Лабудовские каштаны — каждый чуть ли не с яблоко. Когда он ударяется о доску, кажется, что выстрелили из револьвера. Нет, не останусь я здесь, нет никакого смысла. Как же правы были друзья, когда отговаривали меня от необдуманного шага… Почему всегда правы другие, а я никогда? Почему я никогда ничего не додумываю до конца?
Стоит ли пытаться еще? Стоит, раз уж я так гордо заявила, что разберусь сама.
Если б удалось перетянуть на свою сторону хоть одного-единственного ученика, союзника, чтобы вбить его, как клин, в это вражеское окружение.
Но кого же ты перетянешь на свою сторону, бедная, невезучая Таня, когда все так дружно ополчились против тебя?
Она слонялась как тень по своей учительской квартире, которую пообещал ей референт в министерстве и которая — какое чудо! — действительно ждала ее. Комната и кухонька с черной плитой, белёные стены, пол выскоблен и натерт ядовито-желтой краской.
— Для одного здесь места хватит, — сказала сторожиха Юрашкова тоном, не допускавшим возражений. — Дровяной сарай во дворе, колонка под окнами, пол я вам выскоблила. Когда прибудет ваша мебель, можете позвать меня.
Таня поежилась. Она боялась ступить на пол, осквернить его неприступную чистоту, боялась признаться, что никакой мебели у нее нет. Ей обещали учительскую квартиру, но ей, несведущей в житейских делах, и в голову не пришло, что квартира означает одни лишь голые стены.
— Как же так? Собираетесь здесь жить и даже завалящую раскладушку с собой не привезли? — удивлялась Юрашкова.
— Я не думала, не сообразила… — бормотала Таня. Чтобы не провалиться сквозь землю от стыда, она открыла чемодан и делала вид, что ищет в нем что-то.
На самом верху в чемодане лежала шаль, противная кричаще-зеленая кашемировая шаль с кроваво-красными розами. Мама ее где-то раздобыла и силком сунула Тане в чемодан: пригодится, мол, когда ударят морозы.
Юрашкова всплеснула руками:
— Ой, до чего же хорош платок! Откуда он у вас? Теперь ведь такой только по знакомству и достанешь.
Таня чуть не подпрыгнула от радости.
— Нравится вам этот платок, тетушка? Так возьмите его себе — это за то, что вы так хорошо выскоблили пол.
Юрашкова потянулась за платком, развернула его, залюбовалась великолепными красками. Потом покачала головой над Таней, над этим странным, беспомощным существом.
— Знаете что? Сходите-ка в комитет, к Янчовичу, пусть он вам даст мебель из за́мка. У них там полон сарай всякого добра — шкафы, кушетки, даже стульчики на золотых ножках.
Потом еще раз полюбовалась на платок и решительно заявила:
— Сама пойду. Вам-то, я вижу, что хочешь можно подсунуть.
Но Таня все же упросила взять ее с собой.

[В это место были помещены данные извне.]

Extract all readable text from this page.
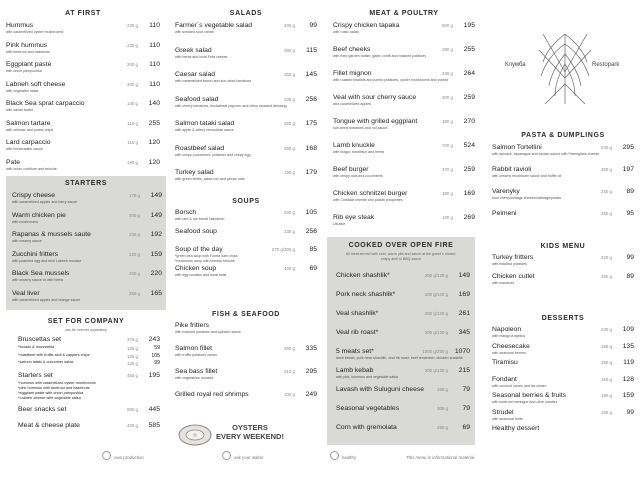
AT FIRST
Hummus
with caramelized oyster mushrooms
230 g	110
Pink hummus
with beetroot and hazelnuts
230 g	110
Eggplant paste
with onion pampushka
200 g	110
Labneh soft cheese
with vegetable salsa
200 g	110
Black Sea sprat carpaccio
with caviar butter
140 g	140
Salmon tartare
with celeriac and potato chips
110 g	255
Lard carpaccio
with horseradish sauce
110 g	120
Pate
with onion confiture and brioche
190 g	120
STARTERS
Crispy cheese
with caramelized apples and berry sauce
170 g	149
Warm chicken pie
with mushrooms
200 g	149
Rapanas & mussels saute
with creamy sauce
230 g	192
Zucchini fritters
with poached egg and mini Labneh mousse
220 g	159
Black Sea mussels
with creamy sauce or with herbs
400 g	220
Veal liver
with caramelized apples and orange sauce
250 g	165
SET FOR COMPANY
can be ordered separately
Bruscettas set	375 g	243
*tomato & mozzarella	125 g	59
*roastbeef with truffle aioli & cappers chips	125 g	105
*salmon tataki & cucumber salsa	125 g	99
Starters set	450 g	195
*hummus with caramelized oyster mushrooms
*pink hummus with beetroot and hazelnuts
*eggplant paste with onion pampushka
*Labneh cheese with vegetable salsa
Beer snacks set	850 g	445
Meat & cheese plate	400 g	585
SALADS
Farmer`s vegetable salad
with smoked sour cream
400 g	99
Greek salad
with herbs and local Feta cheese
380 g	115
Caesar salad
with caramelized bacon and sun dried tomatoes
250 g	145
Seafood salad
with cherry tomatoes, buckwheat popcorn and citrus mustard dressing
200 g	256
Salmon tataki salad
with apple & celery remoulade sauce
250 g	175
Roastbeef salad
with crispy cucumbers, potatoes and crispy egg
260 g	168
Turkey salad
with green lentils, salad mix and pecan nuts
190 g	179
SOUPS
Borsch
with lard & rye bread Napoleon
330 g	105
Seafood soup	330 g	256
Soup of the day
*green pea soup with Forma ham chips
*mushroom soup with cheese brioche
270 g/300 g	85
Chicken soup
with egg noodles and meat balls
400 g	69
FISH & SEAFOOD
Pike fritters
with mashed potatoes and spinach sauce
Salmon fillet
with truffle potatoes cream
280 g	335
Sea bass fillet
with vegetables mousse
310 g	295
Grilled royal red shrimps	100 g	249
OYSTERS
EVERY WEEKEND!
MEAT & POULTRY
Crispy chicken tapaka
with rustic salad
500 g	195
Beef cheeks
with fried garden radish, garlic confit and mashed potatoes
280 g	255
Fillet mignon
with roasted shallots and jumbo potatoes, oyster mushrooms and porcini
330 g	264
Veal with sour cherry sauce
and caramelized apples
300 g	259
Tongue with grilled eggplant
sun-dried tomatoes and nut sauce
380 g	270
Lamb knuckle
with bulgur, bordeaux and herbs
700 g	524
Beef burger
with crispy aioli and cucumbers
370 g	259
Chicken schnitzel burger
with Cheddar cheese and potato croquettes
380 g	169
Rib eye steak
Ukraine
100 g	269
COOKED OVER OPEN FIRE
All meat served with corn, warm pita and sauce at the guest`s choice: crispy aioli or BBQ sauce
Chicken shashlik*	200 g/120 g	149
Pork neck shashlik*	200 g/120 g	169
Veal shashlik*	200 g/120 g	261
Veal rib roast*	200 g/120 g	345
5 meats set*
lamb kebab, pork neck shashlik, veal rib roast, beef tenderloin, chicken shashlik
1000 g/250 g	1070
Lamb kebab
with pita, hummus and vegetable salsa
200 g/130 g	215
Lavash with Suluguni cheese	150 g	79
Seasonal vegetables	300 g	79
Corn with gremolata	250 g	69
Клумба	Restopark
PASTA & DUMPLINGS
Salmon Tortellini
with spinach, asparagus and tomato sauce with Parmigiano cheese
240 g	295
Rabbit ravioli
with creamy mushroom sauce and truffle oil
250 g	197
Varenyky
sour cherry/cottage cheese/cabbage/potato
250 g	89
Pelmeni	250 g	95
KIDS MENU
Turkey fritters
with mashed potatoes
220 g	99
Chicken cutlet
with macaroni
180 g	89
DESSERTS
Napoleon
with mango Angelica
230 g	109
Cheesecake
with seasonal berries
150 g	135
Tiramisu	180 g	119
Fondant
with coconut cream and ice cream
150 g	128
Seasonal berries & fruits
with beetroot meringue and olive candies
180 g	159
Strudel
with seasonal fruits
150 g	99
Healthy dessert
own production	ask your waiter	healthy	This menu is informational material.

Она боялась стульчиков на золотых ножках, справедливо опасаясь, что Юрашкова остановит свой выбор именно на них.
Янчович охотно отпер сарай:
— Выбирайте себе на здоровье, пока мыши все это не сглодали.

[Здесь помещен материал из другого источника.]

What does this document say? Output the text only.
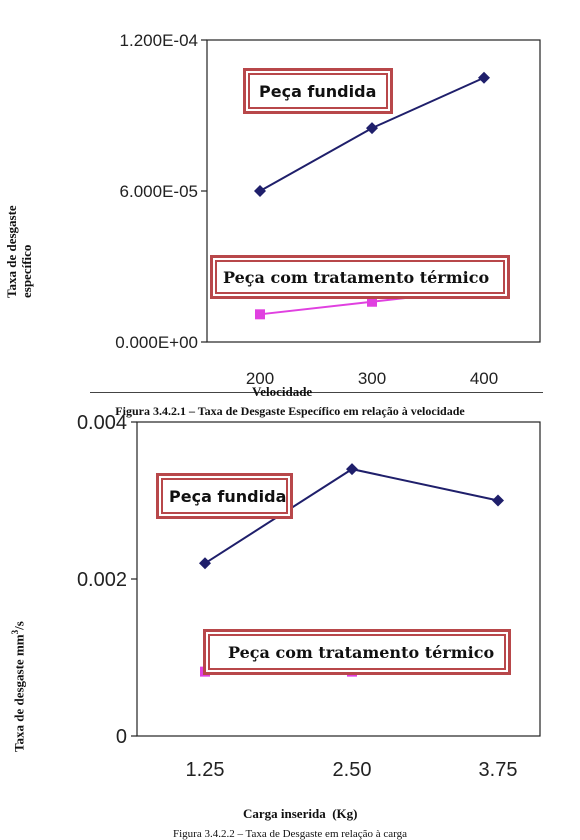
1.200E-04
6.000E-05
0.000E+00
200	300	400
Taxa de desgaste específico
Peça fundida
Peça com tratamento térmico
Velocidade
Figura 3.4.2.1 – Taxa de Desgaste Específico em relação à velocidade
0.004
0.002
0
1.25	2.50	3.75
Taxa de desgaste $mm^3/s$
Peça fundida
Peça com tratamento térmico
Carga inserida  (Kg)
Figura 3.4.2.2 – Taxa de Desgaste em relação à carga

Итак, Таня обставила квартирку музейной мебелью из зáмка, может быть, исторически ценной, но довольно ветхой. Теперь у нее есть шкаф, скрипучий, но глубокий, как исповедальня, секретер на могучих медвежьих лапах, украшенный резными амурчиками, небольшой столик, креслица с камчатной обивкой и латунная кровать, вызвавшая явное неодобрение Юрашковой.